Permaneceu no chão, deitado de barriga para cima, retirou a camisa branca e enrolou-a em volta da sua coxa, de modo a proteger a ferida que se estendera ligeiramente. Esta opção permitiu-lhe saber que ratazanas futuras, atraídas pelo cheiro achurrascado, não conseguiriam chegar à sua dor antes que este se apercebesse de tal. Caso o fizessem, em chamas arderiam no seu inferno pessoal.

Lenocínio dormiu no chão do Beco, intermitentemente, com dores e alucinações devastadoras, sem novos ataques de roedores. Quando acordava, após breves minutos de sono, resultantes não do descanso psicológico, mas da exaustão que por sua vez lutava com a dor, olhava pelo buraco no tecto que de manhã o acordaria, para as estrelas, a sua única companhia.
E assim ficou imóvel durante o passado fim de semana todo, de sexta a segunda, quando foi encontrado por Lazarra que ainda assim ignorou os iniciais lamentos do seu colega.

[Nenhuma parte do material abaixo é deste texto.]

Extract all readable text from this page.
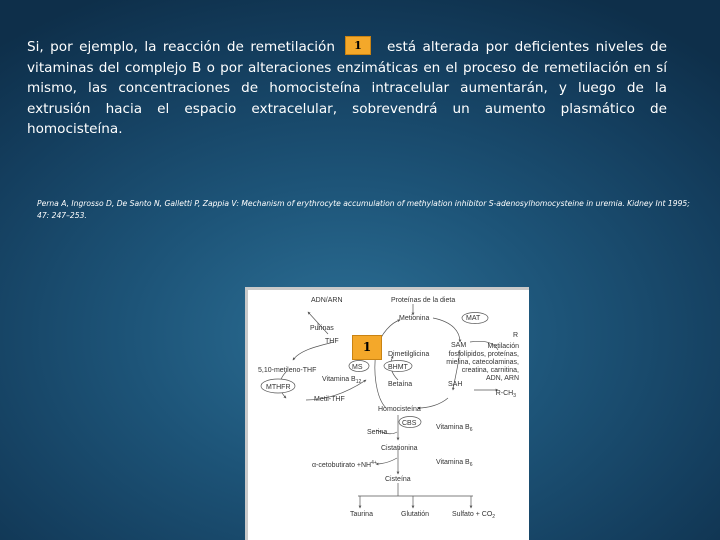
Si, por ejemplo, la reacción de remetilación 1 está alterada por deficientes niveles de vitaminas del complejo B o por alteraciones enzimáticas en el proceso de remetilación en sí mismo, las concentraciones de homocisteína intracelular aumentarán, y luego de la extrusión hacia el espacio extracelular, sobrevendrá un aumento plasmático de homocisteína.
Perna A, Ingrosso D, De Santo N, Galletti P, Zappia V: Mechanism of erythrocyte accumulation of methylation inhibitor S-adenosylhomocysteine in uremia. Kidney Int 1995; 47: 247–253.
ADN/ARN	Proteínas de la dieta
MAT
Metionina
Purinas
R
THF
SAM	Metilación
fosfolípidos, proteínas,
mielina, catecolaminas,
creatina, carnitina,
ADN, ARN
Dimetilglicina
MS	BHMT
5,10-metileno-THF
Vitamina $B_{12}$	Betaína	SAH
$R-CH_3$
MTHFR
Metil-THF
Homocisteína
CBS
Vitamina $B_6$
Serina
Cistationina
Vitamina $B_6$
α-cetobutirato $+NH^4+$
Cisteína
Taurina	Glutatión	Sulfato + $CO_2$
1
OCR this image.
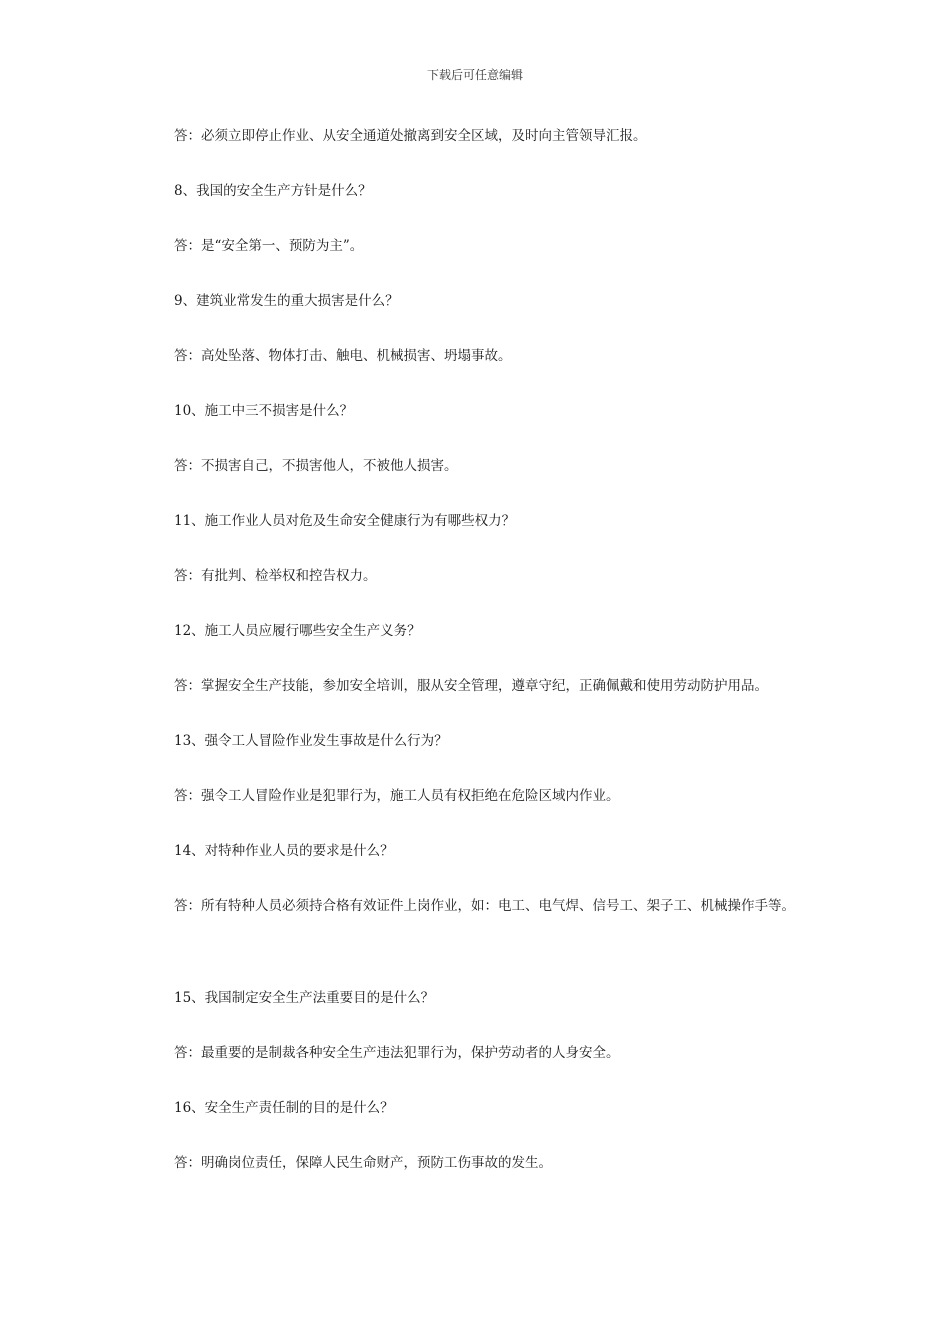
下载后可任意编辑
答：必须立即停止作业、从安全通道处撤离到安全区域，及时向主管领导汇报。
8、我国的安全生产方针是什么？
答：是“安全第一、预防为主”。
9、建筑业常发生的重大损害是什么？
答：高处坠落、物体打击、触电、机械损害、坍塌事故。
10、施工中三不损害是什么？
答：不损害自己，不损害他人，不被他人损害。
11、施工作业人员对危及生命安全健康行为有哪些权力？
答：有批判、检举权和控告权力。
12、施工人员应履行哪些安全生产义务？
答：掌握安全生产技能，参加安全培训，服从安全管理，遵章守纪，正确佩戴和使用劳动防护用品。
13、强令工人冒险作业发生事故是什么行为？
答：强令工人冒险作业是犯罪行为，施工人员有权拒绝在危险区域内作业。
14、对特种作业人员的要求是什么？
答：所有特种人员必须持合格有效证件上岗作业，如：电工、电气焊、信号工、架子工、机械操作手等。
15、我国制定安全生产法重要目的是什么？
答：最重要的是制裁各种安全生产违法犯罪行为，保护劳动者的人身安全。
16、安全生产责任制的目的是什么？
答：明确岗位责任，保障人民生命财产，预防工伤事故的发生。
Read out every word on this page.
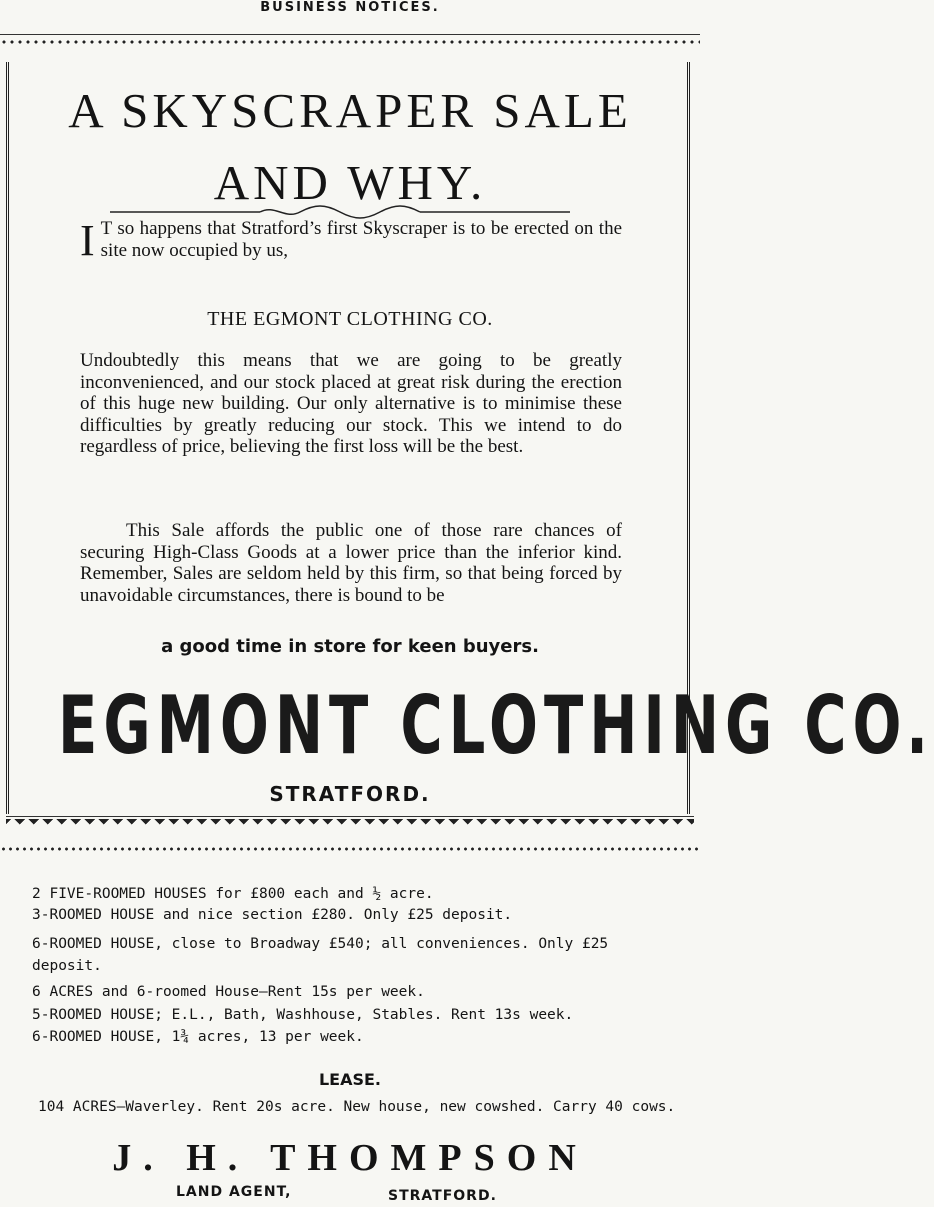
BUSINESS NOTICES.
A SKYSCRAPER SALE
AND WHY.
I T so happens that Stratford’s first Skyscraper is to be erected on the site now occupied by us,
THE EGMONT CLOTHING CO.
Undoubtedly this means that we are going to be greatly inconvenienced, and our stock placed at great risk during the erection of this huge new building. Our only alternative is to minimise these difficulties by greatly reducing our stock. This we intend to do regardless of price, believing the first loss will be the best.
This Sale affords the public one of those rare chances of securing High-Class Goods at a lower price than the inferior kind. Remember, Sales are seldom held by this firm, so that being forced by unavoidable circumstances, there is bound to be
a good time in store for keen buyers.
EGMONT CLOTHING CO.
STRATFORD.
2 FIVE-ROOMED HOUSES for £800 each and ½ acre.
3-ROOMED HOUSE and nice section £280. Only £25 deposit.
6-ROOMED HOUSE, close to Broadway £540; all conveniences. Only £25 deposit.
6 ACRES and 6-roomed House—Rent 15s per week.
5-ROOMED HOUSE; E.L., Bath, Washhouse, Stables. Rent 13s week.
6-ROOMED HOUSE, 1¾ acres, 13 per week.
LEASE.
104 ACRES—Waverley. Rent 20s acre. New house, new cowshed. Carry 40 cows.
J. H. THOMPSON
LAND AGENT,	STRATFORD.
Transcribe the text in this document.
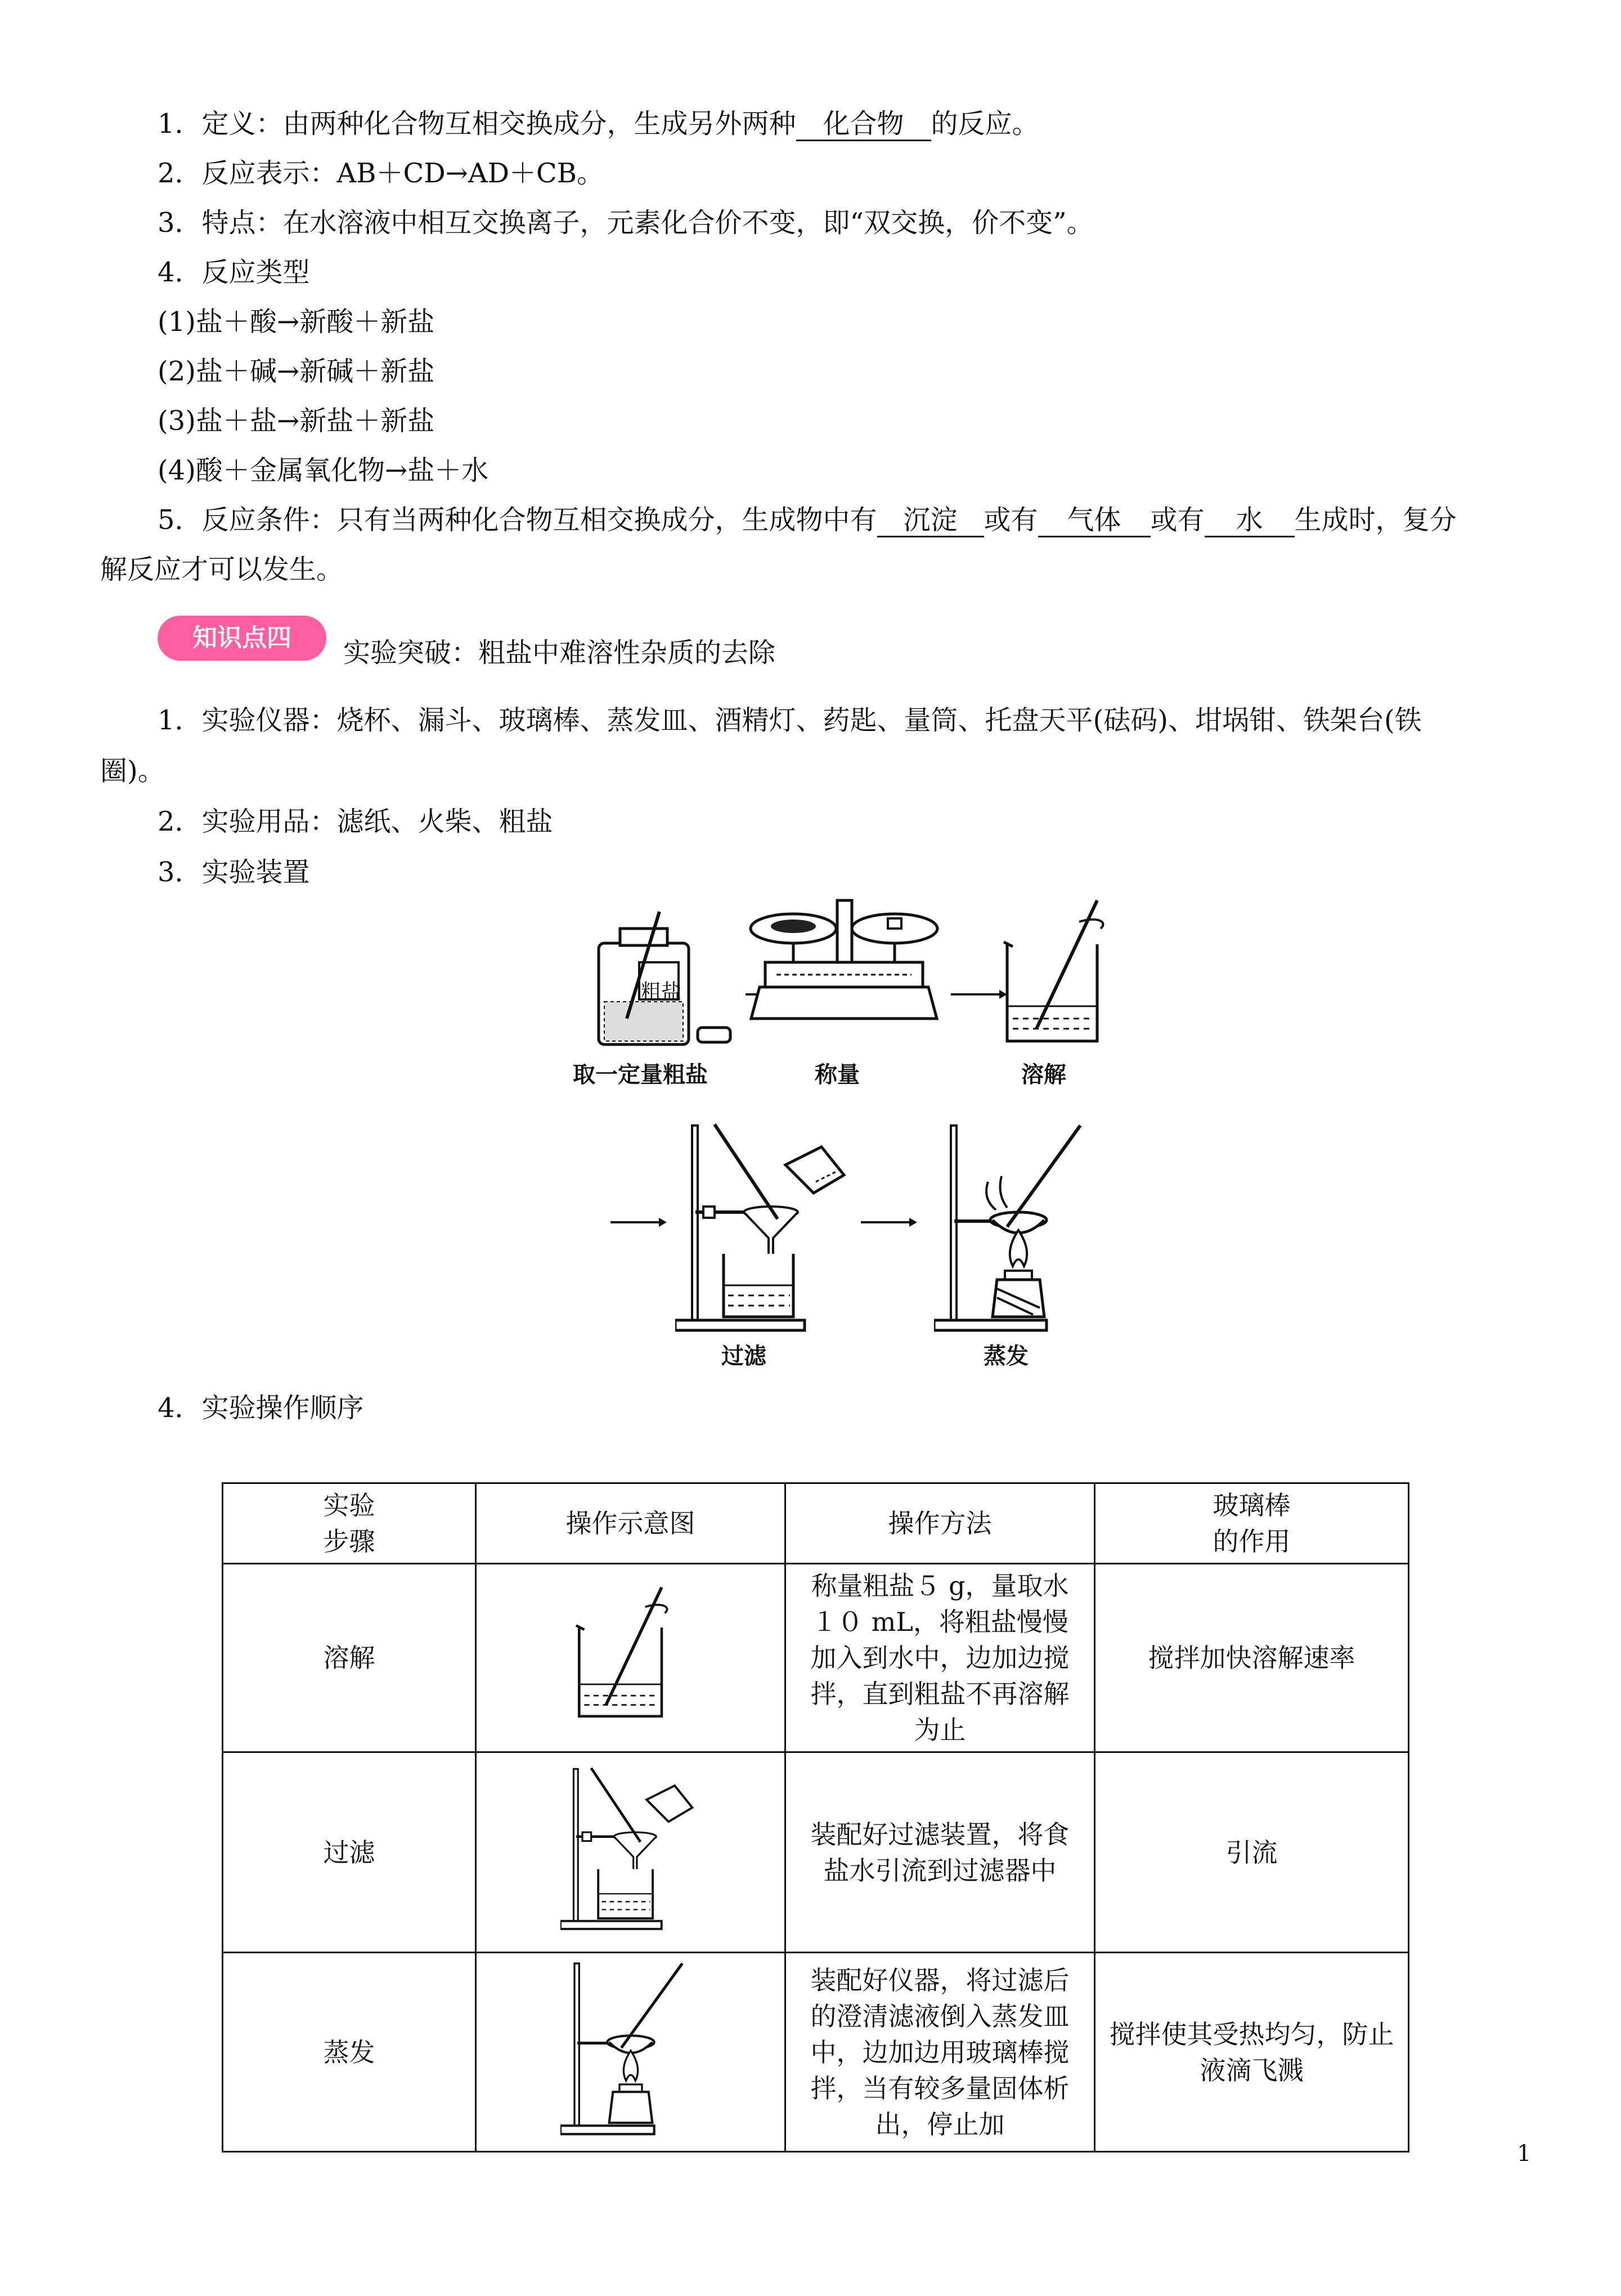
1．定义：由两种化合物互相交换成分，生成另外两种 化合物 的反应。
2．反应表示：AB＋CD→AD＋CB。
3．特点：在水溶液中相互交换离子，元素化合价不变，即“双交换，价不变”。
4．反应类型
(1)盐＋酸→新酸＋新盐
(2)盐＋碱→新碱＋新盐
(3)盐＋盐→新盐＋新盐
(4)酸＋金属氧化物→盐＋水
5．反应条件：只有当两种化合物互相交换成分，生成物中有 沉淀 或有 气体 或有 水 生成时，复分
解反应才可以发生。
知识点四	实验突破：粗盐中难溶性杂质的去除
1．实验仪器：烧杯、漏斗、玻璃棒、蒸发皿、酒精灯、药匙、量筒、托盘天平(砝码)、坩埚钳、铁架台(铁
圈)。
2．实验用品：滤纸、火柴、粗盐
3．实验装置
粗盐
取一定量粗盐	称量	溶解
过滤	蒸发
4．实验操作顺序
实验
步骤	操作示意图	操作方法	玻璃棒
的作用
溶解		称量粗盐５ g，量取水１０ mL，将粗盐慢慢加入到水中，边加边搅拌，直到粗盐不再溶解为止	搅拌加快溶解速率
过滤		装配好过滤装置，将食盐水引流到过滤器中	引流
蒸发		装配好仪器，将过滤后的澄清滤液倒入蒸发皿中，边加边用玻璃棒搅拌，当有较多量固体析出，停止加	搅拌使其受热均匀，防止液滴飞溅
1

Já mais perturbado com o barulho do que com a ideia de o auxiliar, admite ter-se espantado quando descobriu Lenocínio naquele estado, mas não exibiu as suas emoções. Lenocínio pediu-lhe que lhe fosse comprar um creme para as queimaduras, mas Lazarra não o fez sem pedir que Lenocínio lhe garantisse total pagamento, pelo que este último foi forçado a retirar uma nota das calças.
Lazarra trouxe-lhe um colchão em troca de silêncio e até hoje lá se encontra Lenocínio, pobre e vítima de um escalar alucinante de ocorrências e de um medo inconcebível de apanhar infecções em hospitais, especialmente quando a ferida é grande e está exposta.